Un message d’Esther Benbassa, sénatrice EELV du Val-de-Marne

La vie d’une sénatrice est à la fois éreintante et passionnante. Je circule à travers tout le département, honore les grandes commémorations aux côtés du Préfet, appuie les candidats EELV aux élections, comme je l’ai fait, par exemple, lors des municipales, à Vincennes où je suis venue soutenir Pierre Serne et son équipe. Je réponds aux doléances des habitants, aide les associations avec ma réserve parlementaire, me rends à moult réunions pour rester en contact avec la population et ses élus.

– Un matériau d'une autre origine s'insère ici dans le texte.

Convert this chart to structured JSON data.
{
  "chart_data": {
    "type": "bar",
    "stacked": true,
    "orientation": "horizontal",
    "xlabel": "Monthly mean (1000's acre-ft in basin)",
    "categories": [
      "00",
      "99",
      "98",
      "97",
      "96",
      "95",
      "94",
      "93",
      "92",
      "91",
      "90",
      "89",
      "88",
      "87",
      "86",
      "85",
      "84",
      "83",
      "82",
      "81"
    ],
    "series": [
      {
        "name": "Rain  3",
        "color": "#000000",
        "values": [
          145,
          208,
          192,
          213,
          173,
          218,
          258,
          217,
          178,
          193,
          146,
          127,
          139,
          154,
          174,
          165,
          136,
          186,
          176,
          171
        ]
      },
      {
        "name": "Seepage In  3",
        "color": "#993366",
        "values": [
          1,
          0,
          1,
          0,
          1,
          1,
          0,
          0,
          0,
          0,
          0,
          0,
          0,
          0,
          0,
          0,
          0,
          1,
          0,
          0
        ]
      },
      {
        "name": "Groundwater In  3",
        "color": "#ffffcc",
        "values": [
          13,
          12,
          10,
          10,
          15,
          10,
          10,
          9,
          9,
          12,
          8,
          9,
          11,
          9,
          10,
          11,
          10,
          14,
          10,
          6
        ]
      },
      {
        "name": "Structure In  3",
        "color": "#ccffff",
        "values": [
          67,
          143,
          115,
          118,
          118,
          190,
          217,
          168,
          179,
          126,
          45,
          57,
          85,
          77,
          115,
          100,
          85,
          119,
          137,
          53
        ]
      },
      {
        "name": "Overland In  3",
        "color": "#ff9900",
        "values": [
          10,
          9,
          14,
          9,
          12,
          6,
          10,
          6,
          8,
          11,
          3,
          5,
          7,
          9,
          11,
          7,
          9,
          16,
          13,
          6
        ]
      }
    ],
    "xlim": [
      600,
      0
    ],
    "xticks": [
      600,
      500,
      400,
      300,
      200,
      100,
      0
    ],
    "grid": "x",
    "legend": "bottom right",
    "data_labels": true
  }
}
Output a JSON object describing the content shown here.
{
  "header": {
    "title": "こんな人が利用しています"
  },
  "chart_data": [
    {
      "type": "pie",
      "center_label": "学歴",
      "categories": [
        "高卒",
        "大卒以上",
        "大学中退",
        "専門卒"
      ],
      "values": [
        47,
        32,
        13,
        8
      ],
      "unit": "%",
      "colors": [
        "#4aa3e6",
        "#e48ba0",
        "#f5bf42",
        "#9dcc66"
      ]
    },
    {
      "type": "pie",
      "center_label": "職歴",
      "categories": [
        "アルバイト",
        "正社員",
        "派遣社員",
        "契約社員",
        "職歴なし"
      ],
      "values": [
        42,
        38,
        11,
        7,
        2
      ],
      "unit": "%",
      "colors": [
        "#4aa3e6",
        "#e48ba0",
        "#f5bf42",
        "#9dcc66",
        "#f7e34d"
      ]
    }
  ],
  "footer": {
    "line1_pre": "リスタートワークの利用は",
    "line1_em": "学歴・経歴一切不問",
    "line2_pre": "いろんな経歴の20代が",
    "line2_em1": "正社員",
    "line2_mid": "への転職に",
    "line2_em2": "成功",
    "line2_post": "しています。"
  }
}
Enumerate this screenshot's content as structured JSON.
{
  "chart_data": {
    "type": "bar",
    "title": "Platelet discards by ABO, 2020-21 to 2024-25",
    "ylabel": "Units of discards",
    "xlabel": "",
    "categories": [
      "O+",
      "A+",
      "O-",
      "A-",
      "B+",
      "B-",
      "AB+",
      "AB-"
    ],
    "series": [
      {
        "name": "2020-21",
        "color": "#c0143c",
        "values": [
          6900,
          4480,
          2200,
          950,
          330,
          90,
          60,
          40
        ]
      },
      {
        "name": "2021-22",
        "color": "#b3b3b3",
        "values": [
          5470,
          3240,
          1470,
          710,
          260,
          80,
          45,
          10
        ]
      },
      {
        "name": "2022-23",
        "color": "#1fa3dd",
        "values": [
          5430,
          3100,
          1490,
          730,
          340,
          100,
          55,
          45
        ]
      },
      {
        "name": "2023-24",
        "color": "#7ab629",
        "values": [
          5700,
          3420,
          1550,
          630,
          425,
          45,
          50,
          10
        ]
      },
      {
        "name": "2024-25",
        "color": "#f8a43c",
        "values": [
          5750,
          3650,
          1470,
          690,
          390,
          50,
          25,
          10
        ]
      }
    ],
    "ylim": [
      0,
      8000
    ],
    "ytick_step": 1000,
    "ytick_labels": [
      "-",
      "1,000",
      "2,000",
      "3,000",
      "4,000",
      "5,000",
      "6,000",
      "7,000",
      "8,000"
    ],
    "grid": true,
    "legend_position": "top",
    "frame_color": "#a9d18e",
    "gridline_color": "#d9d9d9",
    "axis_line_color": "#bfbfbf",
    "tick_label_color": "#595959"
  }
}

Et quand arrive janvier, je tourbillonne de ville en ville pour les cérémonies des vœux, autre occasion de me mettre au diapason du terrain. Je ne suis au fond qu’une toile tissée de fils multicolores, qui s’étend du Sénat jusqu’à chacune des communes du 94.

Oreille et porte-parole de sa circonscription, une sénatrice est avant tout une législatrice passant ses jours et ses nuits à produire ou à accompagner des textes de loi, à en débattre, à tenter de les faire voter, ou au moins de les amender pour qu’ils répondent au modèle de société auquel nous aspirons. Venant de la société civile, je suis au sein du groupe écologiste du Sénat celle qui s’occupe des droits humains, des discriminations et des libertés individuelles. Vaste domaine, où il est d’usage de prendre des coups… J’ai défendu le mariage pour tous, les droits des transsexuels, la légalisation du cannabis, les détenus malades, la réforme pénale, les immigrés, les banlieues, l’abrogation du délit de racolage, les gens du voyage, les Roms… et la liste est encore longue.

On m’appelle, paraît-il, la sénatrice des indignés. Mais la première à être indignée, c’est moi ! Mes propositions de lois dérangent un gouvernement effrayé par les questions sociétales. Ce qui me vaut des rappels à l’ordre réguliers. Tant pis. Je suis là pour porter des convictions. Rien d’autre ne compte vraiment.